Russian wheat prices seen higher in 2-3 months on output forecast cuts

Wheat importers may be in for a rude shock for yet another year as prices of Russian origin wheat are expected to rise in two to three months following a cut in production estimates for the 2019-20 (July-June) marketing year, according to analysts.

Analysts estimate Russian wheat prices will rise by around 7-10% in the next two-three months.

Countries in Southeast Asia, North Africa, and the Middle East are major importers of Russian wheat.

Usually, wheat prices tend to fall during harvesting because of the increase in supply. Given the initial forecast was for a bumper crop in Russia in 2019-20, and based on the usual seasonal trend, importers were expecting prices to fall.

Wheat harvesting in Russia starts around mid-June and lasts till mid-August.

However, dry and hot weather in major wheat exporting countries led analysts and the US Department of Agriculture to lower their total wheat production forecast for 2019-20 from their June estimate. The cut in production estimate was the steepest for Russia, the world's largest wheat exporter.

The USDA cut its 2019-20 Russian wheat production estimate in its July report to 74.20 million mt from the 78 million mt it estimated in June.

SovEcon, one of Russia's leading agriculture consultancies, has made a series of cuts to its estimate of Russian wheat production to 73.7 million mt from 83.4 million mt in April.

"For Russia, they [the production estimate cuts] were more than expected…The wheat harvesting pressure period will come to an end. Thus, in about three months, wheat prices have the potential to increase by at least 7-10%," agriculture commodities analyst with Atria Brokers Christina Serebryakova said.

S&P Global Platts assessed Russian Black Sea wheat with 12.5% protein content, FOB Panamax ports at $195.75/mt Monday.

Even last year, when production forecast was much lower, Russian wheat prices had risen sharply. According to the USDA, Russia's estimated wheat production in 2018-19 (July-June) was 71.69 million mt, down 18.8% from 2017-18.

However, the rise in Russian wheat prices so far this year looks to be less than a year earlier when production took a bigger hit. The Platts assessment rose 14% between July and August 2018 but since the USDA cut its forecast for Russian wheat production on July 11 the assessment has risen by just 2.2%.

It was unlikely that Russian wheat prices would rise as much as at this time last year, a Moscow-based analyst said. However, the rise would still be significant, he added.

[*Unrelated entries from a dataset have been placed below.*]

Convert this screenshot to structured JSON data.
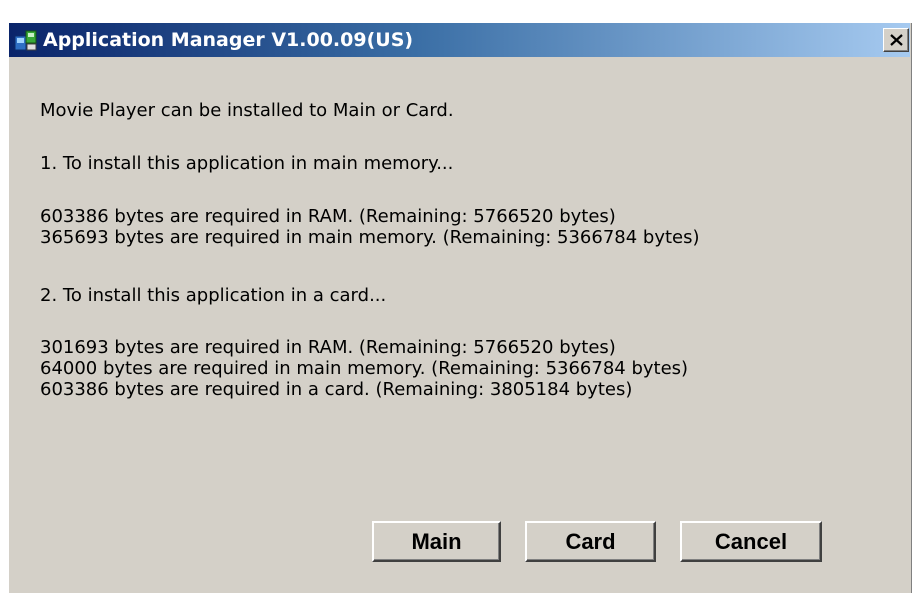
{
  "window": {
    "title": "Application Manager V1.00.09(US)",
    "close_label": "×"
  },
  "message": {
    "intro": "Movie Player can be installed to Main or Card.",
    "option1_heading": "1. To install this application in main memory...",
    "option1_lines": [
      "603386 bytes are required in RAM. (Remaining: 5766520 bytes)",
      "365693 bytes are required in main memory. (Remaining: 5366784 bytes)"
    ],
    "option2_heading": "2. To install this application in a card...",
    "option2_lines": [
      "301693 bytes are required in RAM. (Remaining: 5766520 bytes)",
      "64000 bytes are required in main memory. (Remaining: 5366784 bytes)",
      "603386 bytes are required in a card. (Remaining: 3805184 bytes)"
    ]
  },
  "buttons": {
    "main": "Main",
    "card": "Card",
    "cancel": "Cancel"
  },
  "colors": {
    "title_start": "#0a246a",
    "title_end": "#a6caf0",
    "face": "#d4d0c8"
  },
  "icons": {
    "title": "app-manager-icon",
    "close": "close-icon"
  }
}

"I think Russian wheat will still be preferred by Southeast Asian wheat millers/buyers as it is still the most competitive wheat as compared to other origins," senior analyst with Rabobank for grains and oilseeds in Southeast Asia Oscar Tjakra said.

Southeast Asian countries, including Indonesia and Philippines, are major importers of wheat. Russia's presence in the regional import market has grown over the last few years and is expected to increase as it becomes increasingly competitive against Australia, which is has traditionally been the largest exporter to the region.